Downtown brownfields addressed
Grand Valley State University wants to build a new five- to six-story structure with 110,000 square feet of space for its Seidman College of Business, some regional economic development agencies, some small- business services, and up to 10 apartments at 38 Front Ave. SW. The site, which is along the east bank of the Grand River just south of Fulton Street, is a 75,000-square-foot parcel that GVSU bought from Ed De Vries Properties last month for $4.4 million.
The university will demolish the old A&P Warehouse that currently occupies the site to make room for the building that will be dedicated to L. William Seidman, a city native who headed the Federal Deposit Insurance Corp. and served as a financial commentator for CNBC. Mr. Seidman passed away last year.
To qualify for brownfield tax credits, the university created a nonprofit corporation called 38 Front Avenue in February. Then the school established a for-profit development company called 38 Front Redevelopment LLC for the project, a move GVSU needed to make in order to pay taxes and be eligible to receive tax reimbursements for its investment in the construction project.
The Grand Rapids Brownfield Redevelopment Authority said the project qualifies for reimbursement, and the university is seeking nearly $8.3 million in tax credits from the state’s brownfield program. GVSU also is expected to apply for New Market tax credits, a federal program that can be worth up to 39 percent of a qualified investment. If the entire $40 million qualifies, the credit could be $15.6 million.
38 Front Redevelopment is expected to keep the site on the tax roll for seven years, the normal period of time it takes to collect the credits. Then GVSU will take possession of the property and it will come off the tax list.
According to the city’s Economic Development office, 38 Front Redevelopment will pay about $950,000 a year in state and city taxes, or $6.6 million over the course of seven years. None of those tax dollars will be abated. The city is likely to receive $172,000 a year in property taxes from the development and another $84,000 a year in income taxes from the 160 jobs the project is expected to create.

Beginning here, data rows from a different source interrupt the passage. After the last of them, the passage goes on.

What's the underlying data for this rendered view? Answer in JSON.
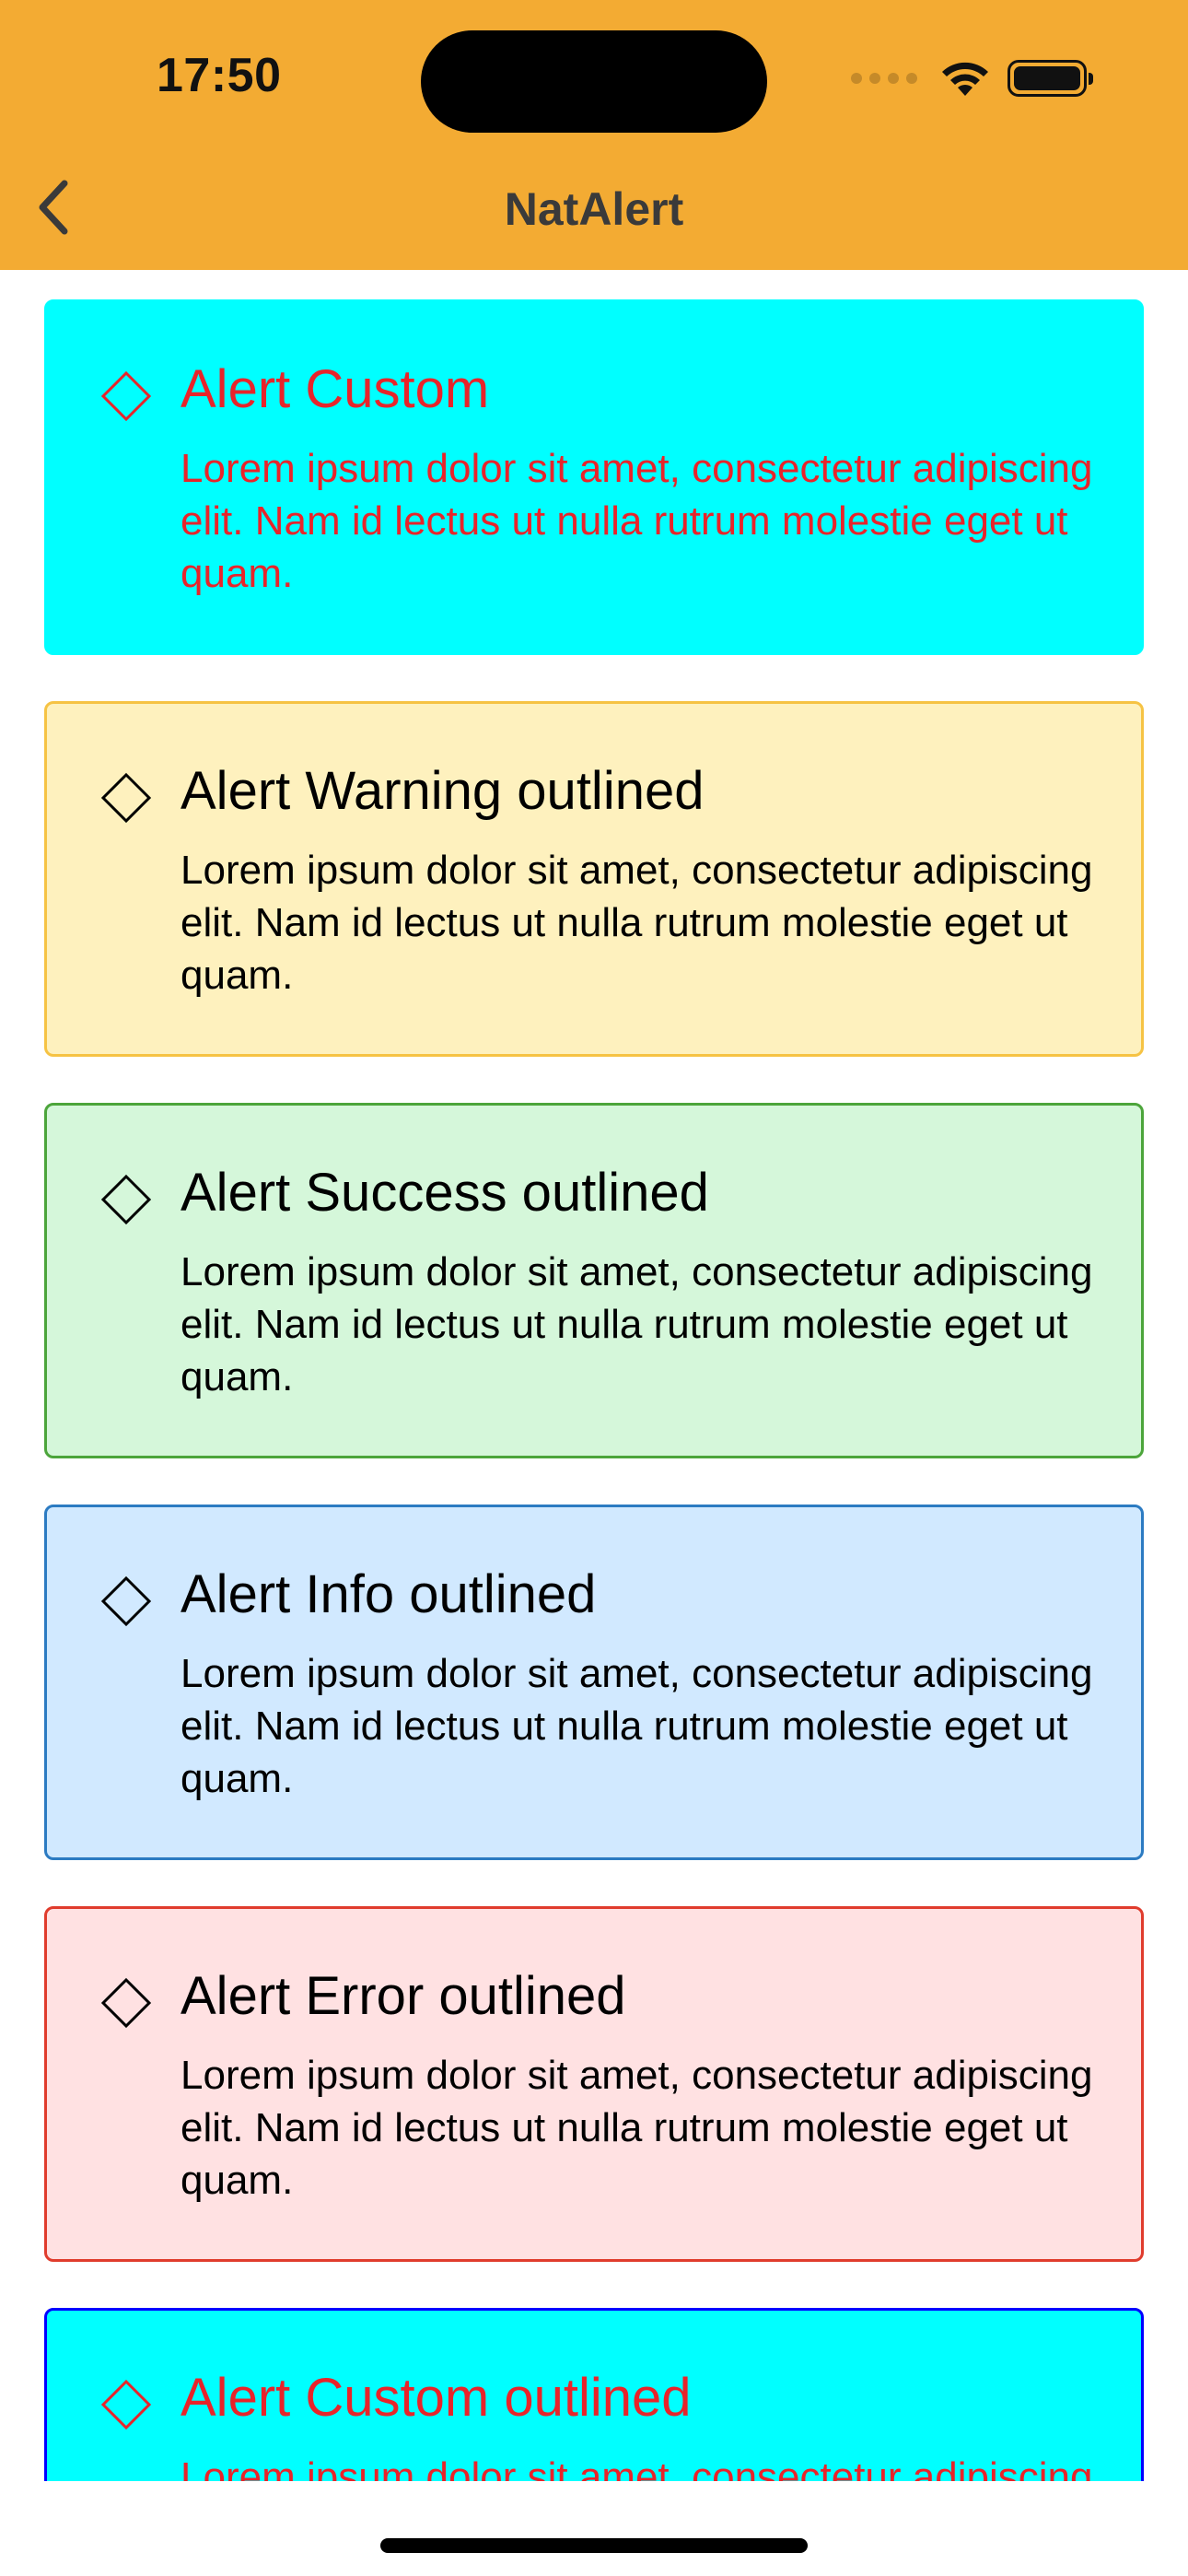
{
  "status_bar": {
    "time": "17:50",
    "icons": [
      "cellular-signal-icon",
      "wifi-icon",
      "battery-icon"
    ]
  },
  "nav": {
    "title": "NatAlert",
    "back_icon": "chevron-left-icon"
  },
  "alerts": [
    {
      "title": "Alert Custom",
      "body": "Lorem ipsum dolor sit amet, consectetur adipiscing elit. Nam id lectus ut nulla rutrum molestie eget ut quam.",
      "icon": "diamond-icon",
      "background": "#00FFFF",
      "border": "#00FFFF",
      "text_color": "#E8242A"
    },
    {
      "title": "Alert Warning outlined",
      "body": "Lorem ipsum dolor sit amet, consectetur adipiscing elit. Nam id lectus ut nulla rutrum molestie eget ut quam.",
      "icon": "diamond-icon",
      "background": "#FEF1BE",
      "border": "#F6C344",
      "text_color": "#000000"
    },
    {
      "title": "Alert Success outlined",
      "body": "Lorem ipsum dolor sit amet, consectetur adipiscing elit. Nam id lectus ut nulla rutrum molestie eget ut quam.",
      "icon": "diamond-icon",
      "background": "#D5F7DA",
      "border": "#4CA53B",
      "text_color": "#000000"
    },
    {
      "title": "Alert Info outlined",
      "body": "Lorem ipsum dolor sit amet, consectetur adipiscing elit. Nam id lectus ut nulla rutrum molestie eget ut quam.",
      "icon": "diamond-icon",
      "background": "#D1E9FF",
      "border": "#2C7BC2",
      "text_color": "#000000"
    },
    {
      "title": "Alert Error outlined",
      "body": "Lorem ipsum dolor sit amet, consectetur adipiscing elit. Nam id lectus ut nulla rutrum molestie eget ut quam.",
      "icon": "diamond-icon",
      "background": "#FFE1E2",
      "border": "#E03C2D",
      "text_color": "#000000"
    },
    {
      "title": "Alert Custom outlined",
      "body": "Lorem ipsum dolor sit amet, consectetur adipiscing elit. Nam id lectus ut nulla rutrum molestie eget ut quam.",
      "icon": "diamond-icon",
      "background": "#00FFFF",
      "border": "#0000FF",
      "text_color": "#E8242A"
    }
  ],
  "colors": {
    "header": "#F3AB33",
    "page_background": "#FFFFFF"
  }
}
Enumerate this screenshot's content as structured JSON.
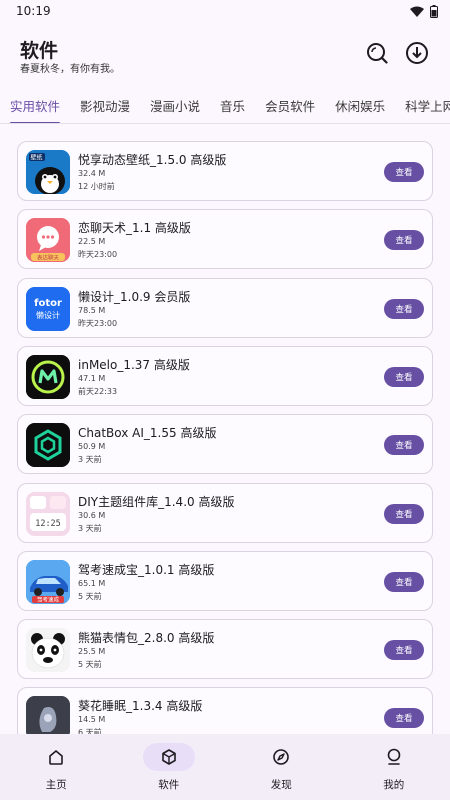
{
  "status": {
    "time": "10:19"
  },
  "header": {
    "title": "软件",
    "subtitle": "春夏秋冬，有你有我。"
  },
  "tabs": [
    "实用软件",
    "影视动漫",
    "漫画小说",
    "音乐",
    "会员软件",
    "休闲娱乐",
    "科学上网"
  ],
  "active_tab": 0,
  "apps": [
    {
      "name": "悦享动态壁纸_1.5.0 高级版",
      "size": "32.4 M",
      "time": "12 小时前",
      "icon": "penguin-wallpaper-icon",
      "color": "#1a7ac8"
    },
    {
      "name": "恋聊天术_1.1 高级版",
      "size": "22.5 M",
      "time": "昨天23:00",
      "icon": "chat-bubble-icon",
      "color": "#f06a78"
    },
    {
      "name": "懒设计_1.0.9 会员版",
      "size": "78.5 M",
      "time": "昨天23:00",
      "icon": "fotor-icon",
      "color": "#1f6cf0"
    },
    {
      "name": "inMelo_1.37 高级版",
      "size": "47.1 M",
      "time": "前天22:33",
      "icon": "inmelo-icon",
      "color": "#111111"
    },
    {
      "name": "ChatBox AI_1.55 高级版",
      "size": "50.9 M",
      "time": "3 天前",
      "icon": "chatbox-hexagon-icon",
      "color": "#111111"
    },
    {
      "name": "DIY主题组件库_1.4.0 高级版",
      "size": "30.6 M",
      "time": "3 天前",
      "icon": "widget-clock-icon",
      "color": "#f6d6e6"
    },
    {
      "name": "驾考速成宝_1.0.1 高级版",
      "size": "65.1 M",
      "time": "5 天前",
      "icon": "car-icon",
      "color": "#2a88e8"
    },
    {
      "name": "熊猫表情包_2.8.0 高级版",
      "size": "25.5 M",
      "time": "5 天前",
      "icon": "panda-meme-icon",
      "color": "#f4f4f4"
    },
    {
      "name": "葵花睡眠_1.3.4 高级版",
      "size": "14.5 M",
      "time": "6 天前",
      "icon": "sleep-icon",
      "color": "#3c3f4a"
    }
  ],
  "icon_texts": {
    "fotor_top": "fotor",
    "fotor_bottom": "懒设计",
    "wallpaper": "壁纸",
    "clock": "12:25",
    "chat_badge": "表达聊天",
    "car_badge": "驾考速成"
  },
  "view_label": "查看",
  "nav": [
    {
      "label": "主页",
      "icon": "home-icon"
    },
    {
      "label": "软件",
      "icon": "cube-icon"
    },
    {
      "label": "发现",
      "icon": "compass-icon"
    },
    {
      "label": "我的",
      "icon": "person-icon"
    }
  ],
  "active_nav": 1
}
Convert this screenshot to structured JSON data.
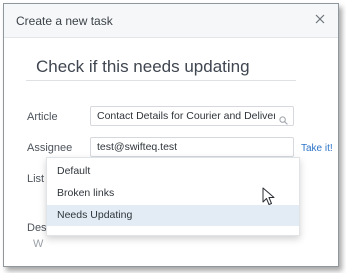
{
  "dialog": {
    "title": "Create a new task",
    "close_icon": "close-icon"
  },
  "task": {
    "title": "Check if this needs updating"
  },
  "fields": {
    "article": {
      "label": "Article",
      "value": "Contact Details for Courier and Delivery Se...",
      "icon": "search-icon"
    },
    "assignee": {
      "label": "Assignee",
      "value": "test@swifteq.test",
      "take_it": "Take it!"
    },
    "list": {
      "label": "List",
      "placeholder": "Needs Updating",
      "icon": "search-icon"
    },
    "description": {
      "label": "Des",
      "value": "W"
    }
  },
  "dropdown": {
    "options": [
      "Default",
      "Broken links",
      "Needs Updating"
    ],
    "highlighted": "Needs Updating"
  },
  "colors": {
    "link": "#2d74c7",
    "highlight": "#e3ecf5",
    "header_bg": "#f6f7f8"
  }
}
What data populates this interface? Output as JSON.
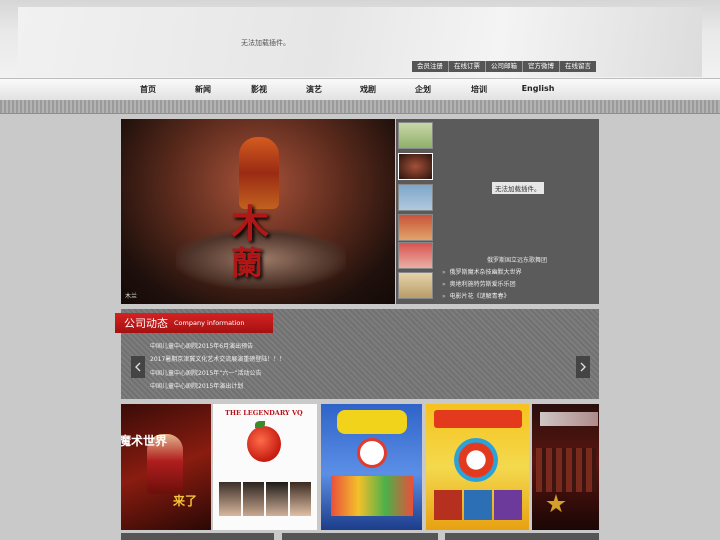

“It’s starting to push development south along the river,” said Deputy City Manager Eric DeLong of the proposed project.
“They’re working with our Green Grand Rapids plan for their development,” said Kara Wood, city economic development director, who added that the project should become a catalyst for future development in the sector.
Before buying the property, the university filed an eminent-domain lawsuit against De Vries Properties to take possession of the parcel. In the suit, GVSU offered $2.3 million for the site — roughly half of what it ended up paying for it.
Commissioners also will hold hearings on The Pyramid Scheme nightclub planned for 68 Commerce Ave. SW and the City Flats Hotel proposed for 83 Monroe Center, the former Fox Jewelers building. Both are renovations of vacant structures.
Developers of The Pyramid Scheme, which includes Mark Sellers of HopCat, are investing $1 million into the project that is expected to renovate 6,700 square feet of space into a bar, restaurant and music spot. 68 Commerce LLC is also expected to create 30 new jobs through the nightclub. “It’s good to see that development on Commerce,” said 2nd Ward Commissioner Rosalynn Bliss.
City Flats Grand Rapids RE plans to invest $3.4 million into a boutique hotel with a restaurant and retail space in the five-story building. The project will have 28 rooms, be LEED certified, and add about 20 new jobs. The project is being done by Charter House, the same group that owns the City Flats Hotel in Holland. “It’s about a $4 million project and it’s a significant investment for Monroe Center,” said Wood.
The Downtown Development Authority awarded City Flats Grand Rapids RE a $75,000 building reuse grant last week for the renovation and also gave Charter House the right to collect $180,000 in tax-increment revenue for making the building fully accessible. The DDA awarded a $50,000 grant to 68 Commerce LLC last month.
The amount of brownfield tax credits for The Pyramid Scheme and the boutique hotel haven’t been determined yet. Commissioners will hold the public hearings Aug. 24 after 7 p.m. The Michigan Economic Growth Authority will have the final say on all three brownfield applications.